UPPER House veteran and former NSW roads minister Duncan Gay has announced his retirement after nearly three decades in parliament.
His last sitting day in Macquarie Street will be June 22.
Mr Gay, 67, notified his Nationals colleagues at Thursday’s central council meeting at Broken Hill, ahead of the party’s annual state conference in the Far West on Friday and Saturday.
He has been a member of the NSW Nationals Party since 1974 and was elected as a Member of the Legislative Council in March 1988.
When he was elected, Tourism Minister Adam Marshall was three years old, while MLC Sarah Mitchell, Minister for Aboriginal Affairs and Early Childhood Education, was five.
Mr Gay served as roads minister from 2011 to until he lost the portfolio in January’s cabinet reshuffle.
“As a young grazier from Crookwell, I would have never dreamed of being one of the state’s longest serving ministers for roads”, Mr Gay said.
“I could not be prouder of what we achieved in my portfolio over six years”.
NSW Nationals Party Chairman, Bede Burke paid tribute to Mr Gay saying that “Right across NSW, drivers only have to look out their car window to see all of the roads under construction – from Mulgoa to Molong to Moree.”

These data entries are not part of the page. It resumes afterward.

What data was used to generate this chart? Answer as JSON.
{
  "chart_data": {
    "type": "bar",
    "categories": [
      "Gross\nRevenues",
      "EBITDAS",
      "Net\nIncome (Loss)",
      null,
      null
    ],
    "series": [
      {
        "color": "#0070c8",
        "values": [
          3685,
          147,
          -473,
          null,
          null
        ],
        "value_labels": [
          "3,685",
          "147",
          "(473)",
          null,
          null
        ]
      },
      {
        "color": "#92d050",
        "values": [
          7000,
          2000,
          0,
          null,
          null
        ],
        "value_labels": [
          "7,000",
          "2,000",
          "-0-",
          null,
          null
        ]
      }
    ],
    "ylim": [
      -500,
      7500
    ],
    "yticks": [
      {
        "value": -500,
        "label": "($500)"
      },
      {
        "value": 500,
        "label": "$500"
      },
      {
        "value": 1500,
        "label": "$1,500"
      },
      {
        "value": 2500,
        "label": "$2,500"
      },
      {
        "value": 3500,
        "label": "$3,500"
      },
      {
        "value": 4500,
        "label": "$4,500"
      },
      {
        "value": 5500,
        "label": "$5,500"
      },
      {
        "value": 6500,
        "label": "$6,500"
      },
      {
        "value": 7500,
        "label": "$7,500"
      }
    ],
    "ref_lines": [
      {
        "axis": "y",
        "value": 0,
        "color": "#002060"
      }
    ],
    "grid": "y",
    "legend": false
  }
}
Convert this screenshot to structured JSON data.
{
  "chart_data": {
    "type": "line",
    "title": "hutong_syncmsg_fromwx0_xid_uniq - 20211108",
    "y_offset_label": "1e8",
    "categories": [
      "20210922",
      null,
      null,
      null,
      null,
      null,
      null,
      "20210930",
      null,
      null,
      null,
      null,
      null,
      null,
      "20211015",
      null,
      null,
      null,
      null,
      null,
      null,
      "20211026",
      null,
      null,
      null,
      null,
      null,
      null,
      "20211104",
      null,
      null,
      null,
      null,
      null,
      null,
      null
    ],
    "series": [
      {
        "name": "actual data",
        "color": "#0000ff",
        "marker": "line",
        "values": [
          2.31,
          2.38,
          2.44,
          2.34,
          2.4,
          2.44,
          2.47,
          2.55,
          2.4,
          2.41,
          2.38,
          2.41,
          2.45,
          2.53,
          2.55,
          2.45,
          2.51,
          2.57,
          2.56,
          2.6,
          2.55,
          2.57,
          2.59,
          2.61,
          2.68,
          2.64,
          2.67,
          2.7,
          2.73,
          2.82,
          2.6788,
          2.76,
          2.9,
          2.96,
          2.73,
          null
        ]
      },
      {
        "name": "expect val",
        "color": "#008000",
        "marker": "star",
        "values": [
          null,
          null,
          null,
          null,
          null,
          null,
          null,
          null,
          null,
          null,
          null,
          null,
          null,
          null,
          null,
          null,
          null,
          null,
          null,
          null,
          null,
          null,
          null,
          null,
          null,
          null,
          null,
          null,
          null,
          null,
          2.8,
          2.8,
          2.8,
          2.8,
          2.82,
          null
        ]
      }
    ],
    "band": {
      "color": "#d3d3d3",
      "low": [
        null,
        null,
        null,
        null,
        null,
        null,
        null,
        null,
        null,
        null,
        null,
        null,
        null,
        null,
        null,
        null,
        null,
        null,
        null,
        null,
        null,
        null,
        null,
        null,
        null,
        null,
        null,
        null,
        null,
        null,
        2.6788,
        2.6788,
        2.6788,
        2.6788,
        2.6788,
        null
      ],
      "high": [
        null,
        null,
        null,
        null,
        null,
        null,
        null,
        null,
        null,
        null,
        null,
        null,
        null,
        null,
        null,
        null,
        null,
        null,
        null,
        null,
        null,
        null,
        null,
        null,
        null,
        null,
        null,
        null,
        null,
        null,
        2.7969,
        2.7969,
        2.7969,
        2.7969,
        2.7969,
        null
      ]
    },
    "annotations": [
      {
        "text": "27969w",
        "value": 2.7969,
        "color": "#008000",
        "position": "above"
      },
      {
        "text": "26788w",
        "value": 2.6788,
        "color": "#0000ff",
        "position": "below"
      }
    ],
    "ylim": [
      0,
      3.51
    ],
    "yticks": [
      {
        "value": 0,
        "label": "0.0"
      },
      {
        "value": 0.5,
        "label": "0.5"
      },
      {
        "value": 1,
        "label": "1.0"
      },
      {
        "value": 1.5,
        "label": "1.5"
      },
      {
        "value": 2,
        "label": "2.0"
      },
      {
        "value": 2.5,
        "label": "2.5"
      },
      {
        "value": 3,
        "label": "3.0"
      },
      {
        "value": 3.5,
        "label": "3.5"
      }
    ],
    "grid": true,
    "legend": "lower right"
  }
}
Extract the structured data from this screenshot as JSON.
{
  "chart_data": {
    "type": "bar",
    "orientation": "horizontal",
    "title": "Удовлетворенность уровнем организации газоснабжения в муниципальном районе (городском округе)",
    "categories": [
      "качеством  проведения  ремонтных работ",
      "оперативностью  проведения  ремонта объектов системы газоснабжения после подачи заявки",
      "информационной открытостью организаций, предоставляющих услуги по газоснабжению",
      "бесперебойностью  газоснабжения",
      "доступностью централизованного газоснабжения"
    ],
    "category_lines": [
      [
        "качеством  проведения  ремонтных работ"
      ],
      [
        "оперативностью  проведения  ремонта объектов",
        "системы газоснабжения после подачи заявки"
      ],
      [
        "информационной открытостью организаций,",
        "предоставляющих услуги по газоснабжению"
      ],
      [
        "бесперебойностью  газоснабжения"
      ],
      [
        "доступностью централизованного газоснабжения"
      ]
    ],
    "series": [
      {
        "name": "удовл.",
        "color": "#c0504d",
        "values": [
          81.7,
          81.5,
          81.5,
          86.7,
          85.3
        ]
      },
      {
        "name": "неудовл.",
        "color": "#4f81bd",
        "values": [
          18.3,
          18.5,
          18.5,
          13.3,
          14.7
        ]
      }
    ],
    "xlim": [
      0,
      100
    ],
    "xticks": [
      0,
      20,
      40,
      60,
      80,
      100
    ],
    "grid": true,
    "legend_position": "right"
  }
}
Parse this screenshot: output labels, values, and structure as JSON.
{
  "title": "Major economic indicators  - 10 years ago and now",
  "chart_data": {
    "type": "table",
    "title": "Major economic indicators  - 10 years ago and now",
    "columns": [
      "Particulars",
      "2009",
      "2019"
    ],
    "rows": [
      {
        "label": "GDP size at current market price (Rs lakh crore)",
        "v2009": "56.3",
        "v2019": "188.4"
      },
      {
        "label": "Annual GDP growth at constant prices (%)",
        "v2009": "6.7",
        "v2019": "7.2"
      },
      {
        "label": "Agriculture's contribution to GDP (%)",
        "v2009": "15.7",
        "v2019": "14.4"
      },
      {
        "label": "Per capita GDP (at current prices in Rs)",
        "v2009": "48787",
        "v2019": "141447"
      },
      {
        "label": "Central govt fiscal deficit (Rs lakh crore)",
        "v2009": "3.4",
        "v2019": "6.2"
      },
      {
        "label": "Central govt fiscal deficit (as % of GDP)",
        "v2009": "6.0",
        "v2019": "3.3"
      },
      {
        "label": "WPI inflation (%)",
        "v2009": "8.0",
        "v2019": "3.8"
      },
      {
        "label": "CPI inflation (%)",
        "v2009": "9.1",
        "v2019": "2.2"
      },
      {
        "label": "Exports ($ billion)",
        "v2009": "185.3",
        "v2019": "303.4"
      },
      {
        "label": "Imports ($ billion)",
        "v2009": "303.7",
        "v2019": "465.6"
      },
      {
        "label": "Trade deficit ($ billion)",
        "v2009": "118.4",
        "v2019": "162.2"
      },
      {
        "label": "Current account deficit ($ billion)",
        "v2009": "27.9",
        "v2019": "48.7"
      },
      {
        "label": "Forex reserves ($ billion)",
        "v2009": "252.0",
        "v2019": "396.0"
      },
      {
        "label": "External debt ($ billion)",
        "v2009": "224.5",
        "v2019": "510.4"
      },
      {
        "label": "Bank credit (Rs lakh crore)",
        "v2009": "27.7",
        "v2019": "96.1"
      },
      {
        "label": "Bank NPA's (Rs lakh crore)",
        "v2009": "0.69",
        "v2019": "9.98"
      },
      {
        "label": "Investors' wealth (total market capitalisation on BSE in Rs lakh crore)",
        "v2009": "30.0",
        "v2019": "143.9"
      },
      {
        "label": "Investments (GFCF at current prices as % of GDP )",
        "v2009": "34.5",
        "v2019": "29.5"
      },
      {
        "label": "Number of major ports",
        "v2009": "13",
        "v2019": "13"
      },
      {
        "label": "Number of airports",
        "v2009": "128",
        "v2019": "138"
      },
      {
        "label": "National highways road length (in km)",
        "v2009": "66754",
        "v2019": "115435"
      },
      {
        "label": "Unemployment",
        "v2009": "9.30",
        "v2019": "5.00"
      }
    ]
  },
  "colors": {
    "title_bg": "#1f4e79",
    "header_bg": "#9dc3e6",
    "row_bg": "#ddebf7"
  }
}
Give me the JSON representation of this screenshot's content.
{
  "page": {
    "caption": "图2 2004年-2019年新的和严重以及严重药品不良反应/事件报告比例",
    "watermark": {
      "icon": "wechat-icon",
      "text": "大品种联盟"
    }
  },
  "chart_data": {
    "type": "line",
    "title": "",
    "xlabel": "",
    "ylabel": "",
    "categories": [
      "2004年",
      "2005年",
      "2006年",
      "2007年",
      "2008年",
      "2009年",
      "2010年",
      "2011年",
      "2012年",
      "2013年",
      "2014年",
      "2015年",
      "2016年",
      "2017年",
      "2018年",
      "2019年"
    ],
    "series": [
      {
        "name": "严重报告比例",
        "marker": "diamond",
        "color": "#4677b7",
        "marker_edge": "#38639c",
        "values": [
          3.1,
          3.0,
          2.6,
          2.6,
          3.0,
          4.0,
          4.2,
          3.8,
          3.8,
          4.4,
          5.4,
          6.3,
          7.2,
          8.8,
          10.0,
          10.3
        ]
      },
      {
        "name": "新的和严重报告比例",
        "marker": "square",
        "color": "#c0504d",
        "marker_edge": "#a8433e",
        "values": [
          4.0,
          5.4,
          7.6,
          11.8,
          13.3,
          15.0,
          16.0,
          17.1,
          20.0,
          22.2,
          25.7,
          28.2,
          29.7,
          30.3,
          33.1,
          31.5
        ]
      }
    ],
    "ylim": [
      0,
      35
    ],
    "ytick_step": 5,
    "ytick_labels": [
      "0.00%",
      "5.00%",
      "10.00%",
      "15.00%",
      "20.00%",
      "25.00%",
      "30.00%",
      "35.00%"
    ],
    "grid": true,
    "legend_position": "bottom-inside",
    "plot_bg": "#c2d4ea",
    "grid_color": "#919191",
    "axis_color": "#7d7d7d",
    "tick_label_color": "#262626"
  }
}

Born and raised in Crookwell, near Goulburn and educated at Crookwell District Rural School, Mr Gay completed his secondary schooling at Newington College in Sydney and later went on to study accountancy and wool classing. He is married to Katie and they have two children, Anna and James.
He served in the Army Reserve 12 Company Royal Australian Army Service Corp (Transport) at Marrickville and the 19th Royal NSW Regiment (Infantry) at Holsworthy.
Prior to his life as a politician, Duncan was the owner of a small trucking company and the manager of his family’s grazing property at Crookwell, where his home base remains today.
In 2011 Mr Gay was made a life member of the party.
Both Premier Gladys Berejiklian and Deputy Premier John Barilaro thanked Mr Gay for his service.
“Under his guidance, more money has been invested in rural and regional roads in NSW than in any other state in the country,” Mr Barilaro said.
“Programs like Bridges for the Bush, Fixing Country Roads and Fixing Country Rail mean that every person driving in regional NSW will benefit from Duncan’s leadership and legacy.
NSW Nationals Deputy Leader Niall Blair said Mr Gay will be missed by all sides of the chamber.
“History will record Duncan as one of the giants of the Legislative Council,” Mr Blair said.